This blog is about my daughter Leah, who is fearfully and wonderfully made, and our experiences with autism.

Sunday, January 17, 2010

Leah's Story - Part three

Several things I started to notice during this time and some I looked back and noticed after a lot of research on autism.

Leah began to do a lot of hand flapping. Shaking her hands when upset or when over stimulated. She also ran and walked almost completely on her tip toes. She would shake her hands and continually hit her face over and over. She would have a little fist and firmly tap her mouth or chin.

She didn't understand pointing. You could point and she would just stare at your hand. She still at 6 cannot regularly get the idea of pointing. She will look completely in a different place than you are pointing. I didn't realize how strange this was until my son was about 9 months old and he can follow pointing better than his sister.

Routine became more and more important.
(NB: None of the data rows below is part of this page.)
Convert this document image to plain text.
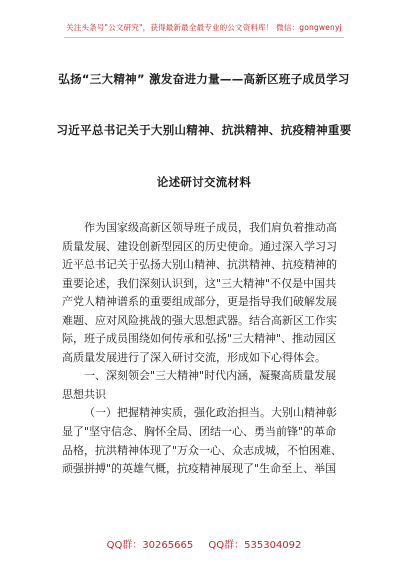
关注头条号"公文研究"，获得最新最全最专业的公文资料库！ 微信：gongwenyj
弘扬“三大精神” 激发奋进力量——高新区班子成员学习
习近平总书记关于大别山精神、抗洪精神、抗疫精神重要
论述研讨交流材料
作为国家级高新区领导班子成员，我们肩负着推动高
质量发展、建设创新型园区的历史使命。通过深入学习习
近平总书记关于弘扬大别山精神、抗洪精神、抗疫精神的
重要论述，我们深刻认识到，这"三大精神"不仅是中国共
产党人精神谱系的重要组成部分，更是指导我们破解发展
难题、应对风险挑战的强大思想武器。结合高新区工作实
际，班子成员围绕如何传承和弘扬"三大精神"、推动园区
高质量发展进行了深入研讨交流，形成如下心得体会。
一、深刻领会"三大精神"时代内涵，凝聚高质量发展
思想共识
（一）把握精神实质，强化政治担当。大别山精神彰
显了"坚守信念、胸怀全局、团结一心、勇当前锋"的革命
品格，抗洪精神体现了"万众一心、众志成城，不怕困难、
顽强拼搏"的英雄气概，抗疫精神展现了"生命至上、举国
QQ群：30265665 QQ群：535304092
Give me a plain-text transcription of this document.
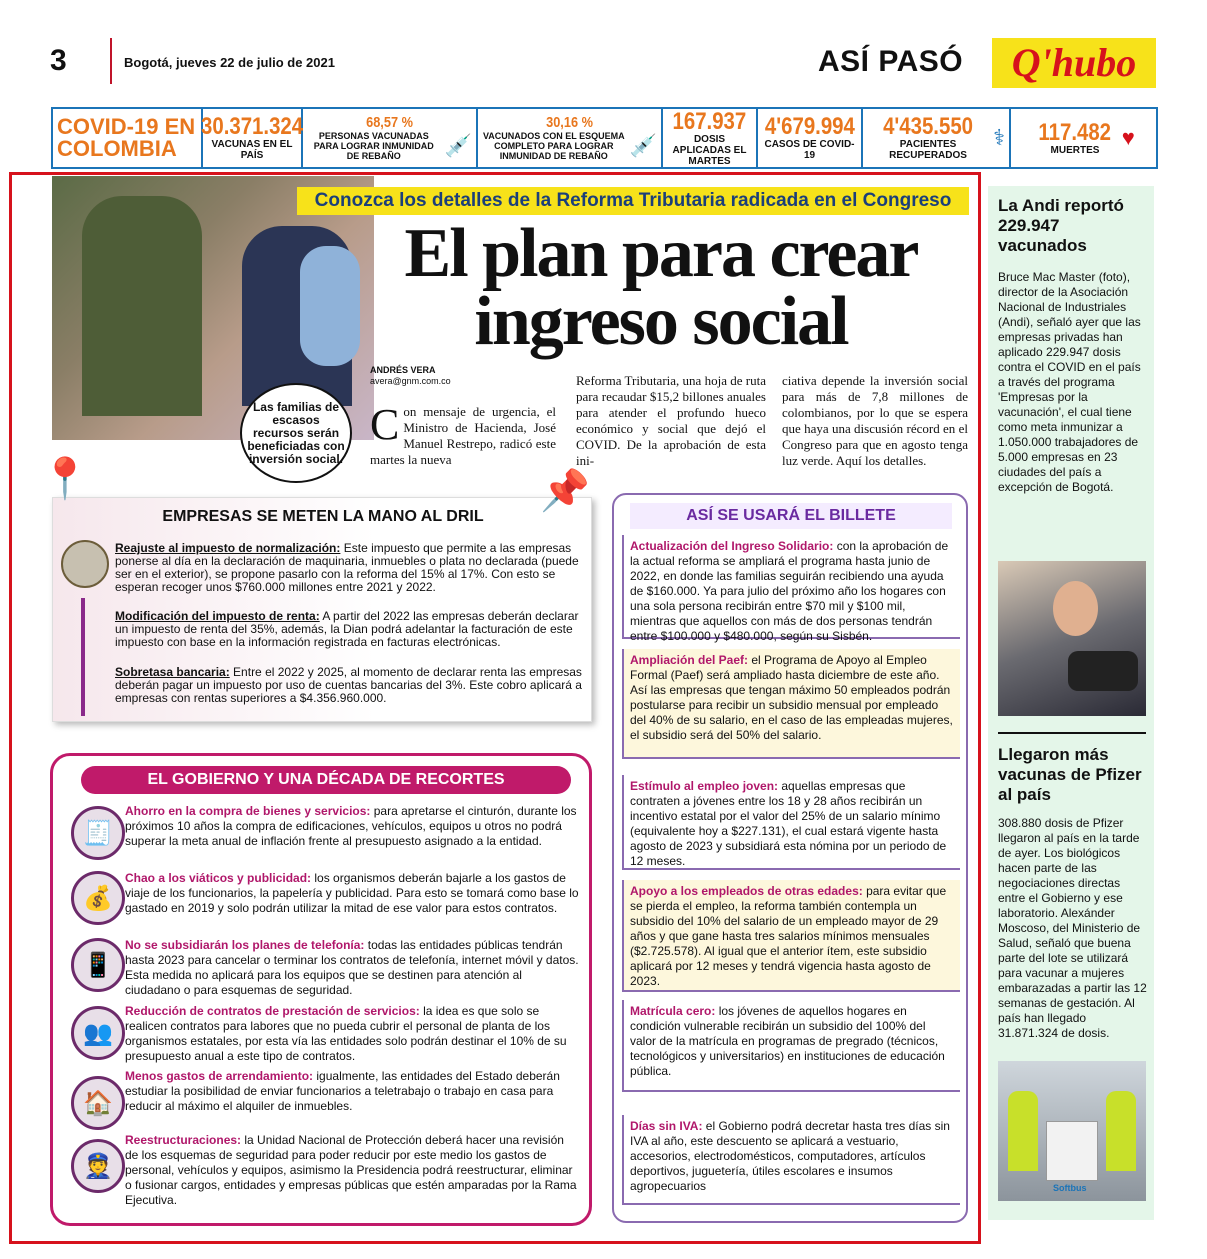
3	Bogotá, jueves 22 de julio de 2021	ASÍ PASÓ	Q'hubo
COVID-19 EN COLOMBIA
30.371.324
VACUNAS EN EL PAÍS
68,57 %
PERSONAS VACUNADAS PARA LOGRAR INMUNIDAD DE REBAÑO	💉
30,16 %
VACUNADOS CON EL ESQUEMA COMPLETO PARA LOGRAR INMUNIDAD DE REBAÑO 💉
167.937
DOSIS APLICADAS EL MARTES
4'679.994
CASOS DE COVID-19
4'435.550
PACIENTES RECUPERADOS
⚕ 117.482
MUERTES	♥
Las familias de escasos recursos serán beneficiadas con inversión social.
Conozca los detalles de la Reforma Tributaria radicada en el Congreso
El plan para crear ingreso social
ANDRÉS VERA
avera@gnm.com.co
Con mensaje de urgencia, el Ministro de Hacienda, José Manuel Restrepo, radicó este martes la nueva
Reforma Tributaria, una hoja de ruta para recaudar $15,2 billones anuales para atender el profundo hueco económico y social que dejó el COVID. De la aprobación de esta ini-
ciativa depende la inversión social para más de 7,8 millones de colombianos, por lo que se espera que haya una discusión récord en el Congreso para que en agosto tenga luz verde. Aquí los detalles.
EMPRESAS SE METEN LA MANO AL DRIL
Reajuste al impuesto de normalización: Este impuesto que permite a las empresas ponerse al día en la declaración de maquinaria, inmuebles o plata no declarada (puede ser en el exterior), se propone pasarlo con la reforma del 15% al 17%. Con esto se esperan recoger unos $760.000 millones entre 2021 y 2022.
Modificación del impuesto de renta: A partir del 2022 las empresas deberán declarar un impuesto de renta del 35%, además, la Dian podrá adelantar la facturación de este impuesto con base en la información registrada en facturas electrónicas.
Sobretasa bancaria: Entre el 2022 y 2025, al momento de declarar renta las empresas deberán pagar un impuesto por uso de cuentas bancarias del 3%. Este cobro aplicará a empresas con rentas superiores a $4.356.960.000.
📍	📌
EL GOBIERNO Y UNA DÉCADA DE RECORTES
🧾
Ahorro en la compra de bienes y servicios: para apretarse el cinturón, durante los próximos 10 años la compra de edificaciones, vehículos, equipos u otros no podrá superar la meta anual de inflación frente al presupuesto asignado a la entidad.
💰
Chao a los viáticos y publicidad: los organismos deberán bajarle a los gastos de viaje de los funcionarios, la papelería y publicidad. Para esto se tomará como base lo gastado en 2019 y solo podrán utilizar la mitad de ese valor para estos contratos.
📱
No se subsidiarán los planes de telefonía: todas las entidades públicas tendrán hasta 2023 para cancelar o terminar los contratos de telefonía, internet móvil y datos. Esta medida no aplicará para los equipos que se destinen para atención al ciudadano o para esquemas de seguridad.
👥
Reducción de contratos de prestación de servicios: la idea es que solo se realicen contratos para labores que no pueda cubrir el personal de planta de los organismos estatales, por esta vía las entidades solo podrán destinar el 10% de su presupuesto anual a este tipo de contratos.
🏠
Menos gastos de arrendamiento: igualmente, las entidades del Estado deberán estudiar la posibilidad de enviar funcionarios a teletrabajo o trabajo en casa para reducir al máximo el alquiler de inmuebles.
👮
Reestructuraciones: la Unidad Nacional de Protección deberá hacer una revisión de los esquemas de seguridad para poder reducir por este medio los gastos de personal, vehículos y equipos, asimismo la Presidencia podrá reestructurar, eliminar o fusionar cargos, entidades y empresas públicas que estén amparadas por la Rama Ejecutiva.
ASÍ SE USARÁ EL BILLETE
Actualización del Ingreso Solidario: con la aprobación de la actual reforma se ampliará el programa hasta junio de 2022, en donde las familias seguirán recibiendo una ayuda de $160.000. Ya para julio del próximo año los hogares con una sola persona recibirán entre $70 mil y $100 mil, mientras que aquellos con más de dos personas tendrán entre $100.000 y $480.000, según su Sisbén.
Ampliación del Paef: el Programa de Apoyo al Empleo Formal (Paef) será ampliado hasta diciembre de este año. Así las empresas que tengan máximo 50 empleados podrán postularse para recibir un subsidio mensual por empleado del 40% de su salario, en el caso de las empleadas mujeres, el subsidio será del 50% del salario.
Estímulo al empleo joven: aquellas empresas que contraten a jóvenes entre los 18 y 28 años recibirán un incentivo estatal por el valor del 25% de un salario mínimo (equivalente hoy a $227.131), el cual estará vigente hasta agosto de 2023 y subsidiará esta nómina por un periodo de 12 meses.
Apoyo a los empleados de otras edades: para evitar que se pierda el empleo, la reforma también contempla un subsidio del 10% del salario de un empleado mayor de 29 años y que gane hasta tres salarios mínimos mensuales ($2.725.578). Al igual que el anterior ítem, este subsidio aplicará por 12 meses y tendrá vigencia hasta agosto de 2023.
Matrícula cero: los jóvenes de aquellos hogares en condición vulnerable recibirán un subsidio del 100% del valor de la matrícula en programas de pregrado (técnicos, tecnológicos y universitarios) en instituciones de educación pública.
Días sin IVA: el Gobierno podrá decretar hasta tres días sin IVA al año, este descuento se aplicará a vestuario, accesorios, electrodomésticos, computadores, artículos deportivos, juguetería, útiles escolares e insumos agropecuarios
La Andi reportó 229.947 vacunados
Bruce Mac Master (foto), director de la Asociación Nacional de Industriales (Andi), señaló ayer que las empresas privadas han aplicado 229.947 dosis contra el COVID en el país a través del programa 'Empresas por la vacunación', el cual tiene como meta inmunizar a 1.050.000 trabajadores de 5.000 empresas en 23 ciudades del país a excepción de Bogotá.
Llegaron más vacunas de Pfizer al país
308.880 dosis de Pfizer llegaron al país en la tarde de ayer. Los biológicos hacen parte de las negociaciones directas entre el Gobierno y ese laboratorio. Alexánder Moscoso, del Ministerio de Salud, señaló que buena parte del lote se utilizará para vacunar a mujeres embarazadas a partir las 12 semanas de gestación. Al país han llegado 31.871.324 de dosis.
Softbus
We sang a song to her one night and then we had to do it every night, she had a piece of cheese one night and it became a unbreakable routine with melt downs.

She lined up toys, my husband reminded me. I remember she just didn't play with them. None of them. I couldn't get her interested in playing no matter what I chose. She had a stuffed puppy that went everywhere. That was it. She had to have it... much like any child that is attached to a comfy item.Birthdays and Christmas were perplexing. When grandparents asked what to get, I had no idea. I would futilely try and find something she would like

She didn't like to be touched or hugged. On a rare occasion, she would allow family immediate members. If someone else touched her she could go into an immediate melt down or shoot away like someone touched her with fire.

She also began to develop Echolalia: repeating words or phrases she would hear. The worst was when some neighbors were walking by, I think she was almost 4 at this time, and she started screaming out the window, "Help me, help me somebody, anybody" from the Lion King. :o) Life is always interesting with an autistic... you get a new view on things.

The worst behavior was her need to escape. There is a term for it, I just can't remember it. She would watch, undo locks, pull off alarms, get into the garage, open the car door, hit the garage door opener and escape at 2! It was horrible. Everyone would say, "Well you have to keep your eye on her every moment." Do people really understand the impossibility of that statement? In the time you read this blog, she could have escaped if she saw a way. In the time you read a piece of junk mail, she would watch and see you were distracted and be gone. It was exhausting! To make it worse, most autistic deaths are drowning because they are attracted to water.

Then her sleep habits began to become very irregular. We couldn't get her to sleep, couldn't keep her asleep. Some nights she would sleep less than 4 hours.

Socially - she loved kids! This is not a typical autistic behavior, though I have heard of a lot of autistic kids that are very social. She would migrate to them whenever she saw them. There was never a stranger. However, she had problems interacting with them. She was always and still is a couple years behind her age. She still doesn't pick up on social cues. She doesn't understand when she is frustrating someone or when her behavior is unacceptable. Every social rule has to be taught. Every proper social response needs to be taught. With a child that has low receptive language skills and very few black and white situations this can be a challenge sometimes. She is very literal.

If it is okay to laugh at someone being silly when they fall, then why can't I laugh when they fall another time. If I play with a toy this way in one situation, why is it unacceptable in a mirage of others. We learn a lot of social cues, social rules by situations, by facial expressions (another tough things for autistic to learn), by tone of voice, by personal history, by observing. We transfer these into different categories and we recategorize as needed. An autistic person can't do this. It makes for a lot of social embarrassment and awkwardness and hurt for both parents and children.

To this day, Leah (7) has a hard time with receptive and expressive language. She is improving and I pray she will become more and more fluent in understanding language. She more often than not answers questions with completely unrelated answers. She gets a lot of blank stares, mom included. She will focus on one word and kinda like playing Taboo will answer something that comes to mind. If I asked, "Leah did you enjoy going to the library and reading books about dinosaurs today?" I might get a response of "I have a book about puppies" (she picked out the word book) or a response of "We are going to paint a dinosaur in my room." (picked out word dinosaur). The simplier and shorter the question, the more likely I am to get a better response, but not always. "Did you like going to the library?" is a good question. "What was the best part?" is not a good question - too abstract.